The Standard Library provides sets, multisets, maps, and multimaps, which are all typically implemented as balanced binary search trees. Maps and multimaps are associative containers, that associate a key with a value. Multimaps are different from maps in that they allow multiple values for a given key.
A concordance is an alphabetical list of the words in a text, with citations of the passages concerned. It is more useful if the words are first sorted by length, then alphabetically. Here is a smaller sample output of the program you will write. (Compare it to your own writing.)

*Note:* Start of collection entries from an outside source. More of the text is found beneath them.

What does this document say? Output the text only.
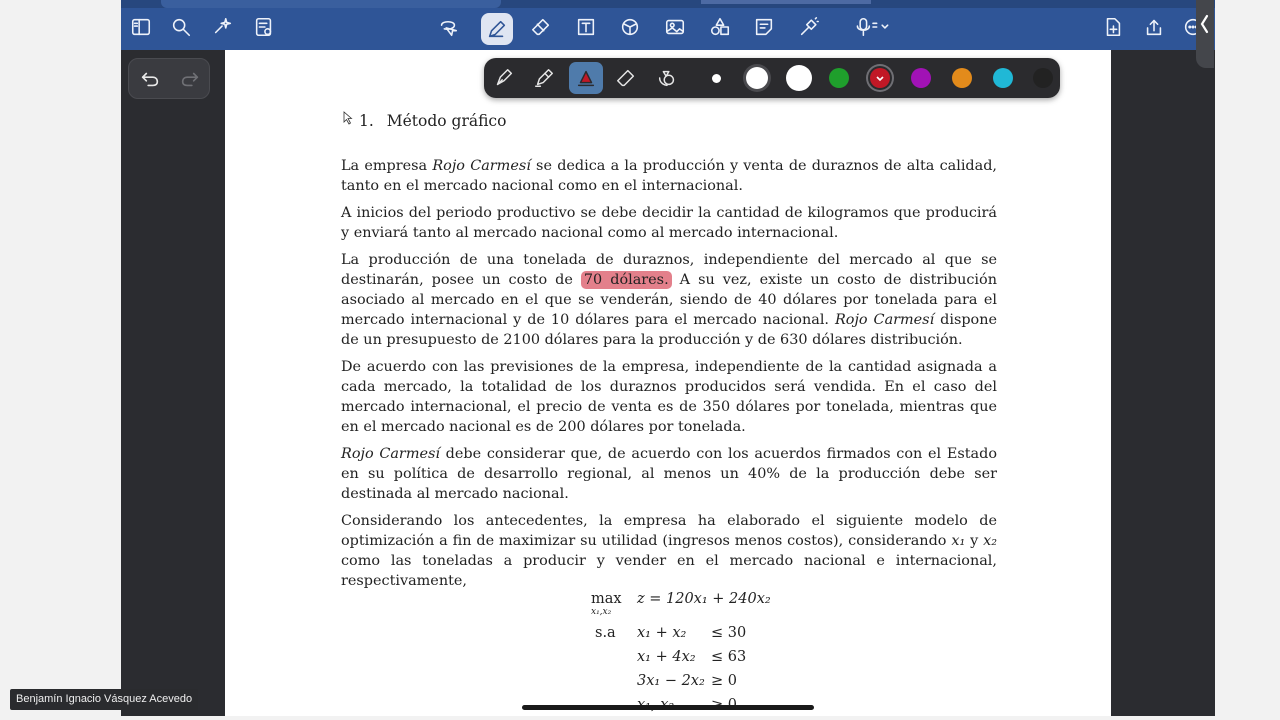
1. Método gráfico

La empresa Rojo Carmesí se dedica a la producción y venta de duraznos de alta calidad, tanto en el mercado nacional como en el internacional.

A inicios del periodo productivo se debe decidir la cantidad de kilogramos que producirá y enviará tanto al mercado nacional como al mercado internacional.

La producción de una tonelada de duraznos, independiente del mercado al que se destinarán, posee un costo de 70 dólares. A su vez, existe un costo de distribución asociado al mercado en el que se venderán, siendo de 40 dólares por tonelada para el mercado internacional y de 10 dólares para el mercado nacional. Rojo Carmesí dispone de un presupuesto de 2100 dólares para la producción y de 630 dólares distribución.

De acuerdo con las previsiones de la empresa, independiente de la cantidad asignada a cada mercado, la totalidad de los duraznos producidos será vendida. En el caso del mercado internacional, el precio de venta es de 350 dólares por tonelada, mientras que en el mercado nacional es de 200 dólares por tonelada.

Rojo Carmesí debe considerar que, de acuerdo con los acuerdos firmados con el Estado en su política de desarrollo regional, al menos un 40% de la producción debe ser destinada al mercado nacional.

Considerando los antecedentes, la empresa ha elaborado el siguiente modelo de optimización a fin de maximizar su utilidad (ingresos menos costos), considerando x₁ y x₂ como las toneladas a producir y vender en el mercado nacional e internacional, respectivamente,

max
x₁,x₂
z = 120x₁ + 240x₂
s.a x₁ + x₂ ≤ 30
x₁ + 4x₂ ≤ 63
3x₁ − 2x₂ ≥ 0
Benjamín Ignacio Vásquez Acevedo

//-------------------------------------------------------------------------- //-------------------------------------------------------------------------- // MAKING CONCORDANCE with FILE: hp1_page1.txt...... a: 2 3 4 6 7 8 10 as: 2 5 7 10 at: 9 10 be: 1 5 7 he: 2 7 10 if: 3 5 in: 1 2 4 5 it: 3 5 mr: 1 2 7 9 10 no: 2 of: 1 2 8 10 on: 2 7 9 or: 1 so: 2 to: 1 5 7 9 up: 7 9 all: 7 and: 1 2 3 5 7 9 10 any: 2 big: 2 boy: 2 6 but: 3 6 9 car: 10 did: 2 for: 3 6 7 got: 10 had: 2 3 6 her: 2 4 5 him: 6 his: 7 9 10 man: 2 met: 3 mrs: 1 2 3 4 7 9 now: 10 our: 7 out: 3 7 10 owl: 8 say: 1 5 she: 2 4 7 sky: 7 son: 2 6 the: 1 2 3 5 6 7 8 9 10
The numbers next to each word indicate the line numbers at which the word was found.

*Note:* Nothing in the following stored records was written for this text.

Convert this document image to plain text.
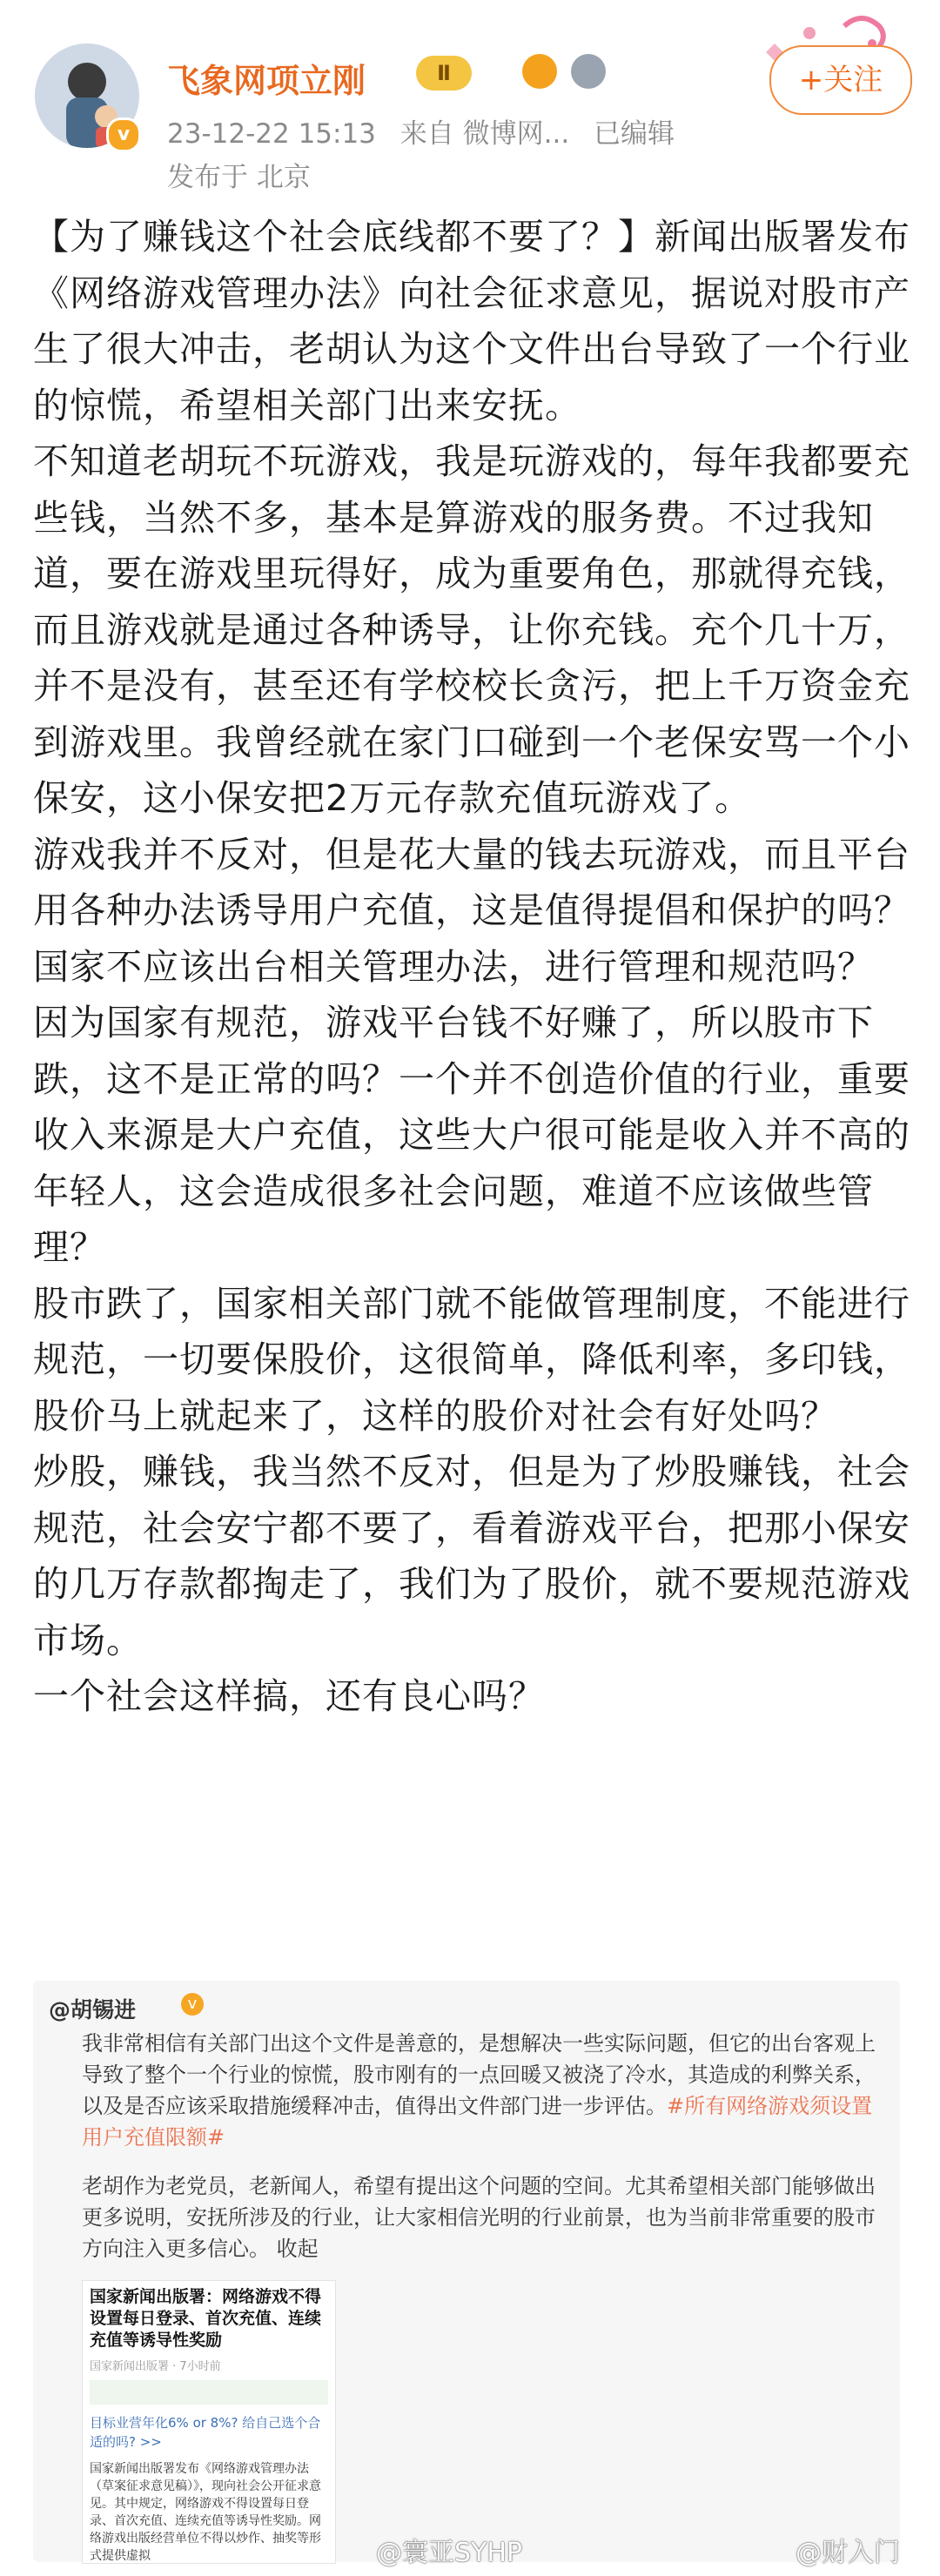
v
飞象网项立刚	Ⅱ
23-12-22 15:13 来自 微博网... 已编辑
发布于 北京
+关注

【为了赚钱这个社会底线都不要了？】新闻出版署发布《网络游戏管理办法》向社会征求意见，据说对股市产生了很大冲击，老胡认为这个文件出台导致了一个行业的惊慌，希望相关部门出来安抚。

不知道老胡玩不玩游戏，我是玩游戏的，每年我都要充些钱，当然不多，基本是算游戏的服务费。不过我知道，要在游戏里玩得好，成为重要角色，那就得充钱，而且游戏就是通过各种诱导，让你充钱。充个几十万，并不是没有，甚至还有学校校长贪污，把上千万资金充到游戏里。我曾经就在家门口碰到一个老保安骂一个小保安，这小保安把2万元存款充值玩游戏了。

游戏我并不反对，但是花大量的钱去玩游戏，而且平台用各种办法诱导用户充值，这是值得提倡和保护的吗？国家不应该出台相关管理办法，进行管理和规范吗？

因为国家有规范，游戏平台钱不好赚了，所以股市下跌，这不是正常的吗？一个并不创造价值的行业，重要收入来源是大户充值，这些大户很可能是收入并不高的年轻人，这会造成很多社会问题，难道不应该做些管理？

股市跌了，国家相关部门就不能做管理制度，不能进行规范，一切要保股价，这很简单，降低利率，多印钱，股价马上就起来了，这样的股价对社会有好处吗？

炒股，赚钱，我当然不反对，但是为了炒股赚钱，社会规范，社会安宁都不要了，看着游戏平台，把那小保安的几万存款都掏走了，我们为了股价，就不要规范游戏市场。

一个社会这样搞，还有良心吗？

@胡锡进	v
我非常相信有关部门出这个文件是善意的，是想解决一些实际问题，但它的出台客观上导致了整个一个行业的惊慌，股市刚有的一点回暖又被浇了冷水，其造成的利弊关系，以及是否应该采取措施缓释冲击，值得出文件部门进一步评估。#所有网络游戏须设置用户充值限额#
老胡作为老党员，老新闻人，希望有提出这个问题的空间。尤其希望相关部门能够做出更多说明，安抚所涉及的行业，让大家相信光明的行业前景，也为当前非常重要的股市方向注入更多信心。 收起
国家新闻出版署：网络游戏不得设置每日登录、首次充值、连续充值等诱导性奖励
国家新闻出版署 · 7小时前
目标业营年化6% or 8%? 给自己选个合适的吗? >>
国家新闻出版署发布《网络游戏管理办法（草案征求意见稿）》，现向社会公开征求意见。其中规定，网络游戏不得设置每日登录、首次充值、连续充值等诱导性奖励。网络游戏出版经营单位不得以炒作、抽奖等形式提供虚拟	@寰亚SYHP	@财入门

You are given a partial implementation of a concordance class. It contains the class declaration, the minimum and maximum length of words to analyze (e.g., from 4 letter words to 12 letter words), a multimap (
std::multimap<std::string, size_t, StringLenCmp>), and a vector (
std::vector<size_t>). The StringLenCmp class is provided. The vector counts how many unique words of each length occurred (it doesn’t count the number of times that word occurred). The Comparator class only defines operator(), sometimes called the function call operator. As you can see from the code, its only job is to tell the multimap to sort the entries first by word length, then alphabetically. Nothing to it!
Your job is to complete the concordance class (concordance.h), so that it correctly calculates the number of words in three separate pieces of text, all from the book: Harry Potter and the Sorceror’s Stone. The first piece of text is the first paragraph from the book. The second piece is the first page (and a bit more to finish the paragraph). The last piece is the entire first chapter from the book.

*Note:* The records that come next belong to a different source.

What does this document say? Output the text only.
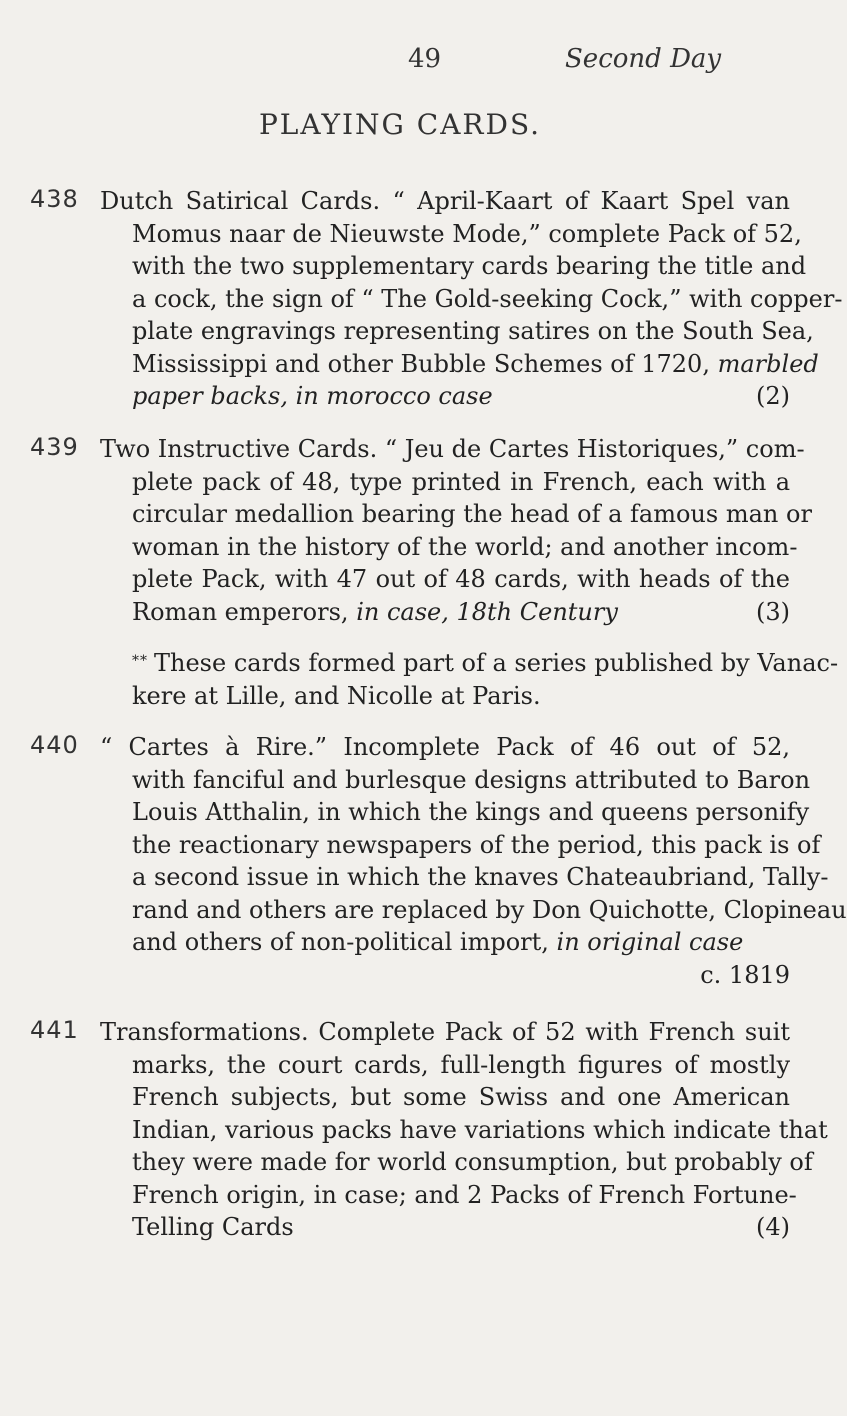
49	Second Day
PLAYING CARDS.
438 Dutch Satirical Cards. “ April-Kaart of Kaart Spel van
Momus naar de Nieuwste Mode,” complete Pack of 52,
with the two supplementary cards bearing the title and
a cock, the sign of “ The Gold-seeking Cock,” with copper-
plate engravings representing satires on the South Sea,
Mississippi and other Bubble Schemes of 1720, marbled
paper backs, in morocco case	(2)
439 Two Instructive Cards. “ Jeu de Cartes Historiques,” com-
plete pack of 48, type printed in French, each with a
circular medallion bearing the head of a famous man or
woman in the history of the world; and another incom-
plete Pack, with 47 out of 48 cards, with heads of the
Roman emperors, in case, 18th Century	(3)
** These cards formed part of a series published by Vanac-
kere at Lille, and Nicolle at Paris.
440 “ Cartes à Rire.” Incomplete Pack of 46 out of 52,
with fanciful and burlesque designs attributed to Baron
Louis Atthalin, in which the kings and queens personify
the reactionary newspapers of the period, this pack is of
a second issue in which the knaves Chateaubriand, Tally-
rand and others are replaced by Don Quichotte, Clopineau
and others of non-political import, in original case
c. 1819
441 Transformations. Complete Pack of 52 with French suit
marks, the court cards, full-length figures of mostly
French subjects, but some Swiss and one American
Indian, various packs have variations which indicate that
they were made for world consumption, but probably of
French origin, in case; and 2 Packs of French Fortune-
Telling Cards	(4)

You are given “skeleton” code files with declarations that may be incomplete and without any implementation. Implement the code and ensure that all the tests in main.cpp pass successfully.
- concordance.h: This is to be completed
- Note: the functions to read from a file and split a line into words is already given to you. You need to implement the remaining 4 public member functions.
- main.cpp: This calls a test function (in main.cpp) that tests the output of your concordance class. You may wish to add additional tests, based on the ones already provided.
- README.md: You must edit this file to include the name and CSUF email of each student in your group. Do this even if you are working by yourself. This information will be used so that we can enter your grades into Titanium.
As you start implementing the concordance class, comment out the tests in main.cpp that you haven’t implemented yet in your class. As you fill in the code for your class, uncomment the matching tests to make sure your class is working. Keep testing your code as you implement it. It is much easier to debug one method in your class than all of the methods at the same time.
Do not wait till the very end to test your code. Speak to your teachers if you need help designing your approach, or are having trouble compiling or debugging your code. const errors can frequently prevent your code from compiling. Note also that it is possible to be 95% of the way finished, but have the impression you are miles away. Your instructor can help you get over that final 5% if you need help. Don’t hesitate to ask.
There are two types of output: 1) the counts of words of each length and 2) the list of words sorted by length along with their page numbers.
When you complete your project, all of the tests of word counts should run correctly. Expected output is shown below, for the concordance of all three input files.
In addition to the automated tests of word counts, you are also expected to print the list of words and page numbers by iterating through the multimap. The challenge is to print only once and not to repeat page numbers. Sample output is shown in this file.
Click the assignment link to fork your own copy of the skeleton code to your PC.
The test platform is Linux with the g++ -std=c++14 compiler. For this reason, the recommended development platform is Linux.
To attempt to compile the test program, use the following command:
clang++ -g -std=c++14 main.cpp -o test
To attempt to run the compiled test program, use the following command:
Your grade will be comprised of two parts, Form and Function. Function refers to whether your code works properly as tested by the main function. Form refers to the design, organization, and presentation of your code. An instructor will read your code and evaluate these aspects of your submission.